7. Low Glycemic Index
The glycemic index (GI) refers to a scale that ranks carbohydrate-rich foods by how much they raise blood glucose (sugar) levels compared to a standard food. Low glycemic index is anything with a GI grade of 55 or lower, Medium GI is foods 55-70, while High GI is anything with a grade of 70+.
Maple syrup, has a glycemic index of only 54, keeping in the low-glycemic index end of the scale. Table sugar has a glycemic index of 63. Honey has a GI of 58. According to the Canadian Diabetes Association, enjoying foods with a low GI can lower your blood glucose (sugar) level, control your cholesterol level, control your appetite, lower your risk of developing heart disease as well as lower your risk of developing type 2 diabetes.
8. Makes a Great Face Mask
Just like honey, maple being high in antioxidants makes for a great face mask. Simply mixing it with other great ingredients such as yogurt and oatmeal, you can treat your skin to a moisturizing, cleansing mask made with wholesome ingredients.

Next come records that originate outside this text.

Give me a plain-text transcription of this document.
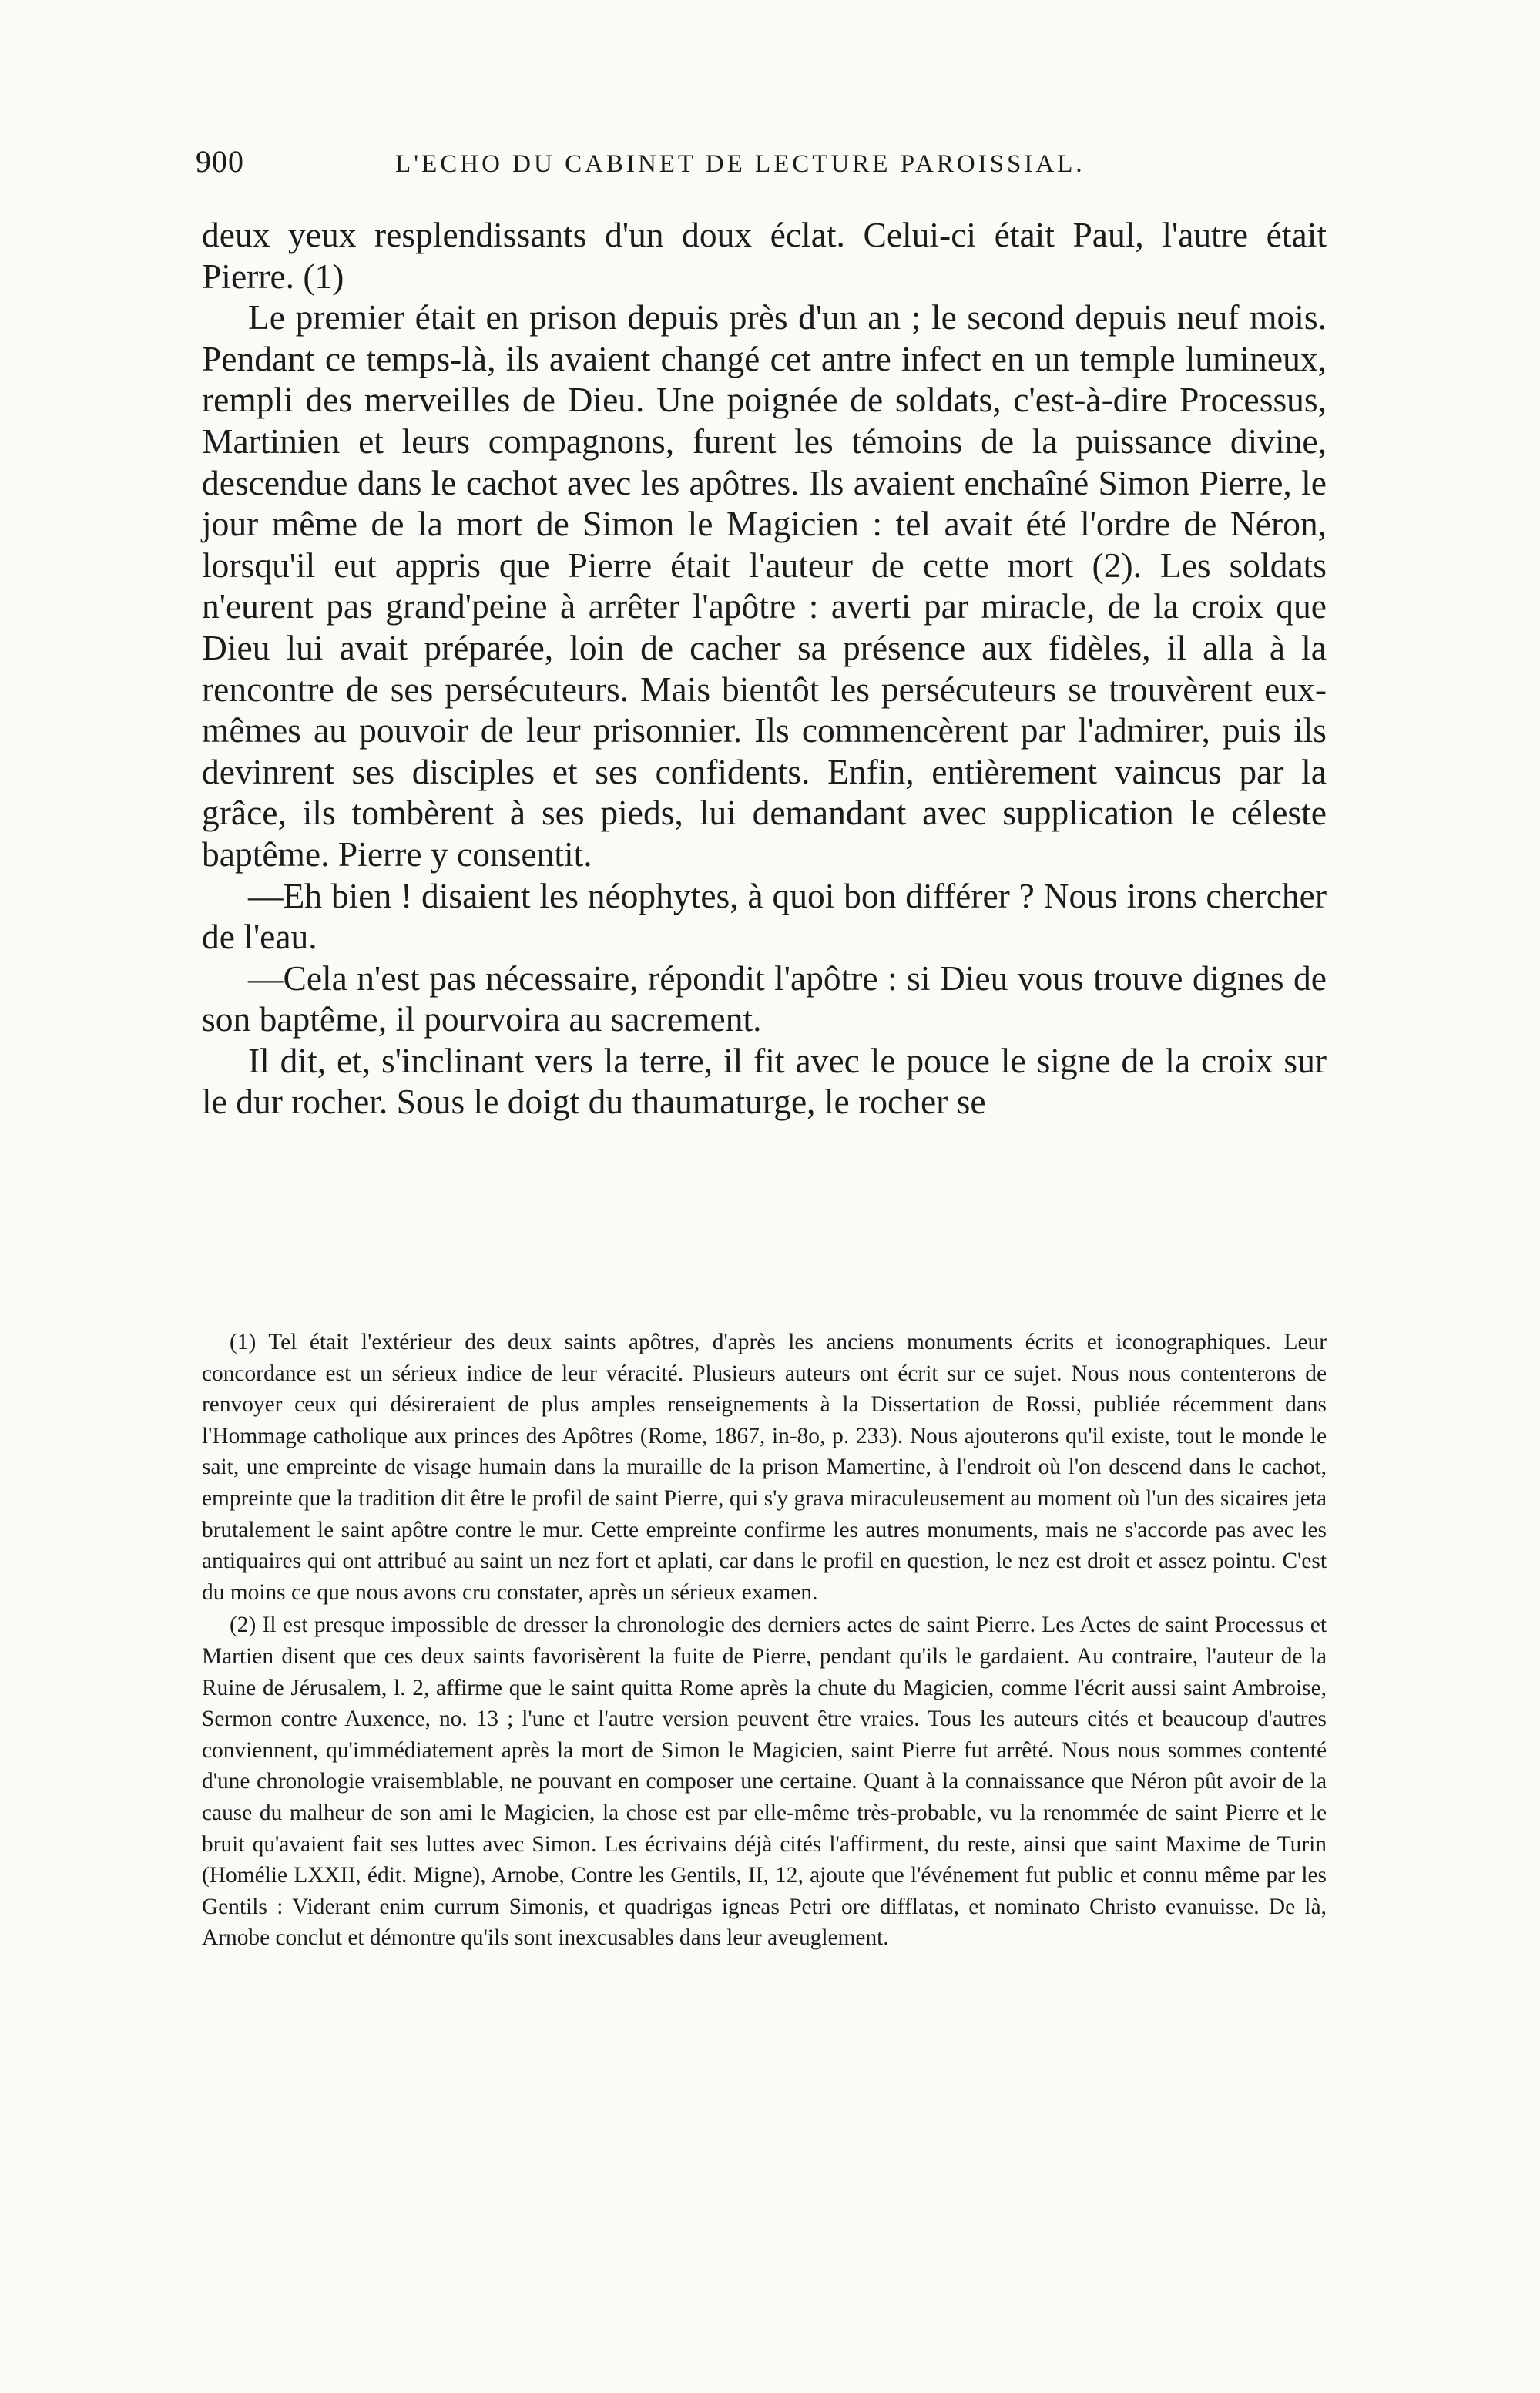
900	L'ECHO DU CABINET DE LECTURE PAROISSIAL.

deux yeux resplendissants d'un doux éclat. Celui-ci était Paul, l'autre était Pierre. (1)

Le premier était en prison depuis près d'un an ; le second depuis neuf mois. Pendant ce temps-là, ils avaient changé cet antre infect en un temple lumineux, rempli des merveilles de Dieu. Une poignée de soldats, c'est-à-dire Processus, Martinien et leurs compagnons, furent les témoins de la puissance divine, descendue dans le cachot avec les apôtres. Ils avaient enchaîné Simon Pierre, le jour même de la mort de Simon le Magicien : tel avait été l'ordre de Néron, lorsqu'il eut appris que Pierre était l'auteur de cette mort (2). Les soldats n'eurent pas grand'peine à arrêter l'apôtre : averti par miracle, de la croix que Dieu lui avait préparée, loin de cacher sa présence aux fidèles, il alla à la rencontre de ses persécuteurs. Mais bientôt les persécuteurs se trouvèrent eux-mêmes au pouvoir de leur prisonnier. Ils commencèrent par l'admirer, puis ils devinrent ses disciples et ses confidents. Enfin, entièrement vaincus par la grâce, ils tombèrent à ses pieds, lui demandant avec supplication le céleste baptême. Pierre y consentit.

—Eh bien ! disaient les néophytes, à quoi bon différer ? Nous irons chercher de l'eau.

—Cela n'est pas nécessaire, répondit l'apôtre : si Dieu vous trouve dignes de son baptême, il pourvoira au sacrement.

Il dit, et, s'inclinant vers la terre, il fit avec le pouce le signe de la croix sur le dur rocher. Sous le doigt du thaumaturge, le rocher se

(1) Tel était l'extérieur des deux saints apôtres, d'après les anciens monuments écrits et iconographiques. Leur concordance est un sérieux indice de leur véracité. Plusieurs auteurs ont écrit sur ce sujet. Nous nous contenterons de renvoyer ceux qui désireraient de plus amples renseignements à la Dissertation de Rossi, publiée récemment dans l'Hommage catholique aux princes des Apôtres (Rome, 1867, in-8o, p. 233). Nous ajouterons qu'il existe, tout le monde le sait, une empreinte de visage humain dans la muraille de la prison Mamertine, à l'endroit où l'on descend dans le cachot, empreinte que la tradition dit être le profil de saint Pierre, qui s'y grava miraculeusement au moment où l'un des sicaires jeta brutalement le saint apôtre contre le mur. Cette empreinte confirme les autres monuments, mais ne s'accorde pas avec les antiquaires qui ont attribué au saint un nez fort et aplati, car dans le profil en question, le nez est droit et assez pointu. C'est du moins ce que nous avons cru constater, après un sérieux examen.

(2) Il est presque impossible de dresser la chronologie des derniers actes de saint Pierre. Les Actes de saint Processus et Martien disent que ces deux saints favorisèrent la fuite de Pierre, pendant qu'ils le gardaient. Au contraire, l'auteur de la Ruine de Jérusalem, l. 2, affirme que le saint quitta Rome après la chute du Magicien, comme l'écrit aussi saint Ambroise, Sermon contre Auxence, no. 13 ; l'une et l'autre version peuvent être vraies. Tous les auteurs cités et beaucoup d'autres conviennent, qu'immédiatement après la mort de Simon le Magicien, saint Pierre fut arrêté. Nous nous sommes contenté d'une chronologie vraisemblable, ne pouvant en composer une certaine. Quant à la connaissance que Néron pût avoir de la cause du malheur de son ami le Magicien, la chose est par elle-même très-probable, vu la renommée de saint Pierre et le bruit qu'avaient fait ses luttes avec Simon. Les écrivains déjà cités l'affirment, du reste, ainsi que saint Maxime de Turin (Homélie LXXII, édit. Migne), Arnobe, Contre les Gentils, II, 12, ajoute que l'événement fut public et connu même par les Gentils : Viderant enim currum Simonis, et quadrigas igneas Petri ore difflatas, et nominato Christo evanuisse. De là, Arnobe conclut et démontre qu'ils sont inexcusables dans leur aveuglement.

Applying the mixture all over the face, sit tight for about 15 minutes, and rinse. You should notice immediately that your skin feels softer and smoother, moisturized, and reduced inflammation if you have any.
9. Maple Syrup Heist
This is just a fun fact! Back in 2012, a man taking inventory in the Global Strategic Maple Syrup Reserve, in Quebec, discovered nearly 1000 barrels of pure maple syrup had been stolen. Maple syrup is called liquid gold for it’s taste, and it’s value, and this maple syrup heist was a robbery of nearly $18 million. It was one of the biggest thefts in Canadian history.
In 2013, 30 arrests were made, and about two thirds of the stolen maple syrup was recovered. The rest was never found as it had already gone to market, not unlike his piggy friends, because pancakes and breakfast sausage…mmmm…
10. There’s Maple Water, too
In the process of creating syrup, it all starts with sap. Or, another word for maple tree sap is maple water. Nowadays, just like coconut water, maple water is on the rise. Maple water has a lower sugar content compared to coconut water, as well. This makes it an even better choice.
In keeping with all of the benefits of maple syrup, maple water is a hydrating alternative to natural water or sports drinks. Additionally, Shape.com suggests that since maple water contains abscisic acid (ABA), it can aid in moving sugar through the bloodstream, as well as stimulating immune function.